Spokojni, normalni, uśmiechnięci – mówią o Ewie M. (+36 l.) i jej mężu sąsiedzi. – I tacy szczęśliwi – dodają przyjaciele. Dlatego to, co stało się we wtorek nad ranem przy ul. Krowoderskich Zuchów w Krakowie, jest dla nich szokiem. A stała się rzecz straszna: Ewa zasztyletowała swoje dwutygodniowe dziecko, a potem odebrała sobie życie, kilkakrotnie wbijając nóż we własny brzuch.
– Ewa i Rafał bardzo się cieszyli na to dziecko – mówią ich koledzy z urzędu, w którym oboje byli zatrudnieni. Ona pracowała za biurkiem, on w dziale technicznym. – I właśnie tu się poznali i zakochali. On był od niej dużo starszy, miał syna z pierwszego małżeństwa, ale to nie miało dla niej znaczenia. Od sześciu lat byli razem, a małżeństwem od dwóch. Teraz zostali rodzicami – dodają.

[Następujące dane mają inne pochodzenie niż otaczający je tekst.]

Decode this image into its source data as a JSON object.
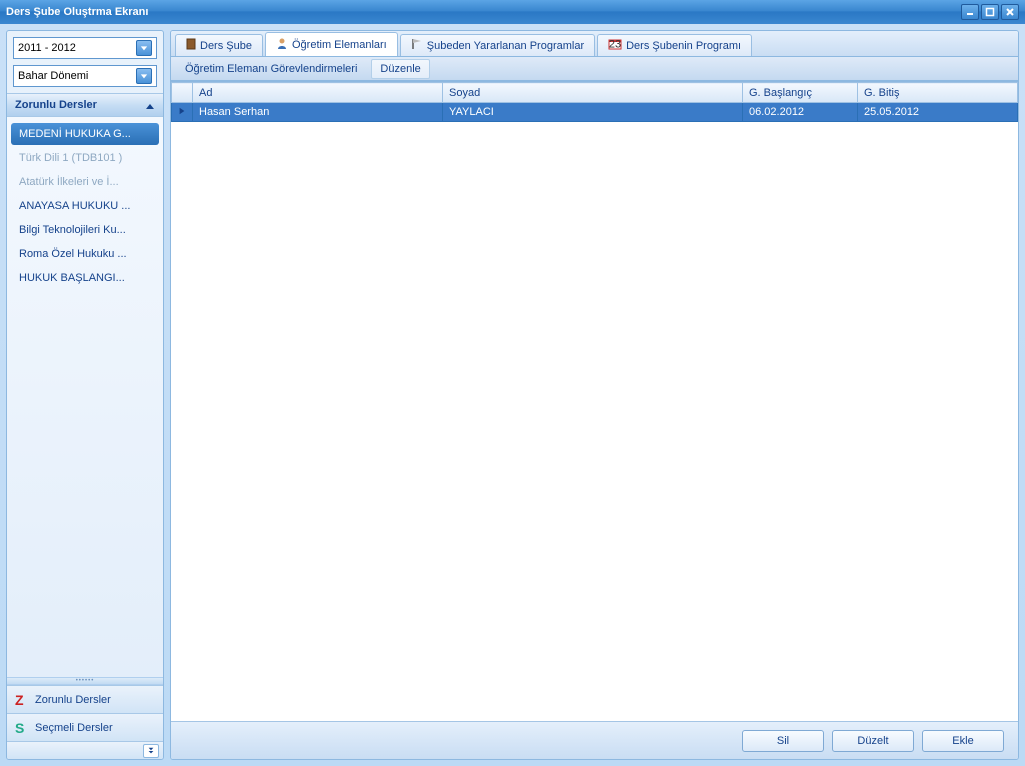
{
  "window": {
    "title": "Ders Şube Oluştrma Ekranı"
  },
  "filters": {
    "year": "2011 - 2012",
    "term": "Bahar Dönemi"
  },
  "sidebar": {
    "mandatory_header": "Zorunlu Dersler",
    "courses": [
      {
        "label": "MEDENİ HUKUKA G...",
        "selected": true,
        "disabled": false
      },
      {
        "label": "Türk Dili 1 (TDB101  )",
        "selected": false,
        "disabled": true
      },
      {
        "label": "Atatürk İlkeleri ve İ...",
        "selected": false,
        "disabled": true
      },
      {
        "label": "ANAYASA HUKUKU ...",
        "selected": false,
        "disabled": false
      },
      {
        "label": "Bilgi Teknolojileri Ku...",
        "selected": false,
        "disabled": false
      },
      {
        "label": "Roma Özel Hukuku ...",
        "selected": false,
        "disabled": false
      },
      {
        "label": "HUKUK  BAŞLANGI...",
        "selected": false,
        "disabled": false
      }
    ],
    "nav": {
      "mandatory": "Zorunlu Dersler",
      "elective": "Seçmeli Dersler"
    }
  },
  "tabs": {
    "items": [
      {
        "label": "Ders Şube"
      },
      {
        "label": "Öğretim Elemanları"
      },
      {
        "label": "Şubeden Yararlanan  Programlar"
      },
      {
        "label": "Ders Şubenin Programı"
      }
    ],
    "active_index": 1
  },
  "subtabs": {
    "assignments": "Öğretim Elemanı Görevlendirmeleri",
    "edit": "Düzenle"
  },
  "grid": {
    "headers": {
      "ad": "Ad",
      "soyad": "Soyad",
      "start": "G. Başlangıç",
      "end": "G. Bitiş"
    },
    "rows": [
      {
        "ad": "Hasan Serhan",
        "soyad": "YAYLACI",
        "start": "06.02.2012",
        "end": "25.05.2012"
      }
    ]
  },
  "buttons": {
    "delete": "Sil",
    "edit": "Düzelt",
    "add": "Ekle"
  }
}
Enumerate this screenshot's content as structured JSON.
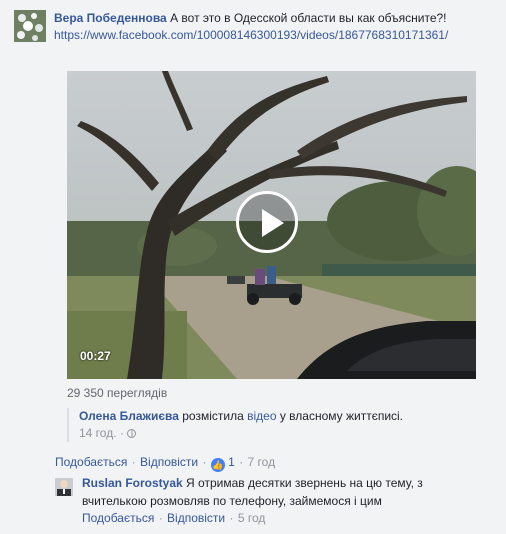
{
  "comment": {
    "author": "Вера Победеннова",
    "text": "А вот это в Одесской области вы как объясните?!",
    "url": "https://www.facebook.com/100008146300193/videos/1867768310171361/"
  },
  "video": {
    "duration": "00:27",
    "views": "29 350 переглядів"
  },
  "share": {
    "author": "Олена Блажиєва",
    "action_text": "розмістила",
    "link_text": "відео",
    "suffix": "у власному життєписі.",
    "time": "14 год.",
    "separator": "·"
  },
  "comment_actions": {
    "like": "Подобається",
    "reply": "Відповісти",
    "like_count": "1",
    "time": "7 год",
    "separator": "·"
  },
  "reply": {
    "author": "Ruslan Forostyak",
    "text": "Я отримав десятки звернень на цю тему, з вчителькою розмовляв по телефону, займемося і цим",
    "like": "Подобається",
    "reply_label": "Відповісти",
    "time": "5 год",
    "separator": "·"
  }
}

Wyczekiwany przez rodziców synek urodził się dwa tygodnie temu. Tym trudniej zrozumieć, dlaczego wczesnym rankiem w tajemnicy przed śpiącym mężem i teściową Ewa wymknęła się do piwnicy, aby dokonać tak makabrycznej zbrodni na sobie i dziecku.
– Widziałam ich przed kilkoma dniami, już z nosidełkiem. Grzecznie mówili „dzień dobry”, byli tacy promienni – mówi pani Krystyna (70 l.), sąsiadka. Podobnie jak reszta mieszkańców osiedla na Krowodrzy Górce jest wstrząśnięta tym, co się stało. – Mimo sporej różnicy wieku byli zgodnym małżeństwem. Takim z odzysku, więc tym bardziej szczęśliwym – dodają. Nie wierzą w złe intencje Ewy M. – Może po porodzie sobie nie poradziła? – spekulują.
Podobnego zdania jest bliski znajomy pary. Depresję poporodową jako przyczynę tragedii pośrednio wskazują także śledczy. – Nie zatrzymano nikogo w związku z tą sprawą, obecnie przesłuchiwani są świadkowie. Czekamy też na wyniki sekcji – mówi Janusz Hnatko, rzecznik krakowskiej prokuratury. Rodzina przebywa pod opieką psychologów.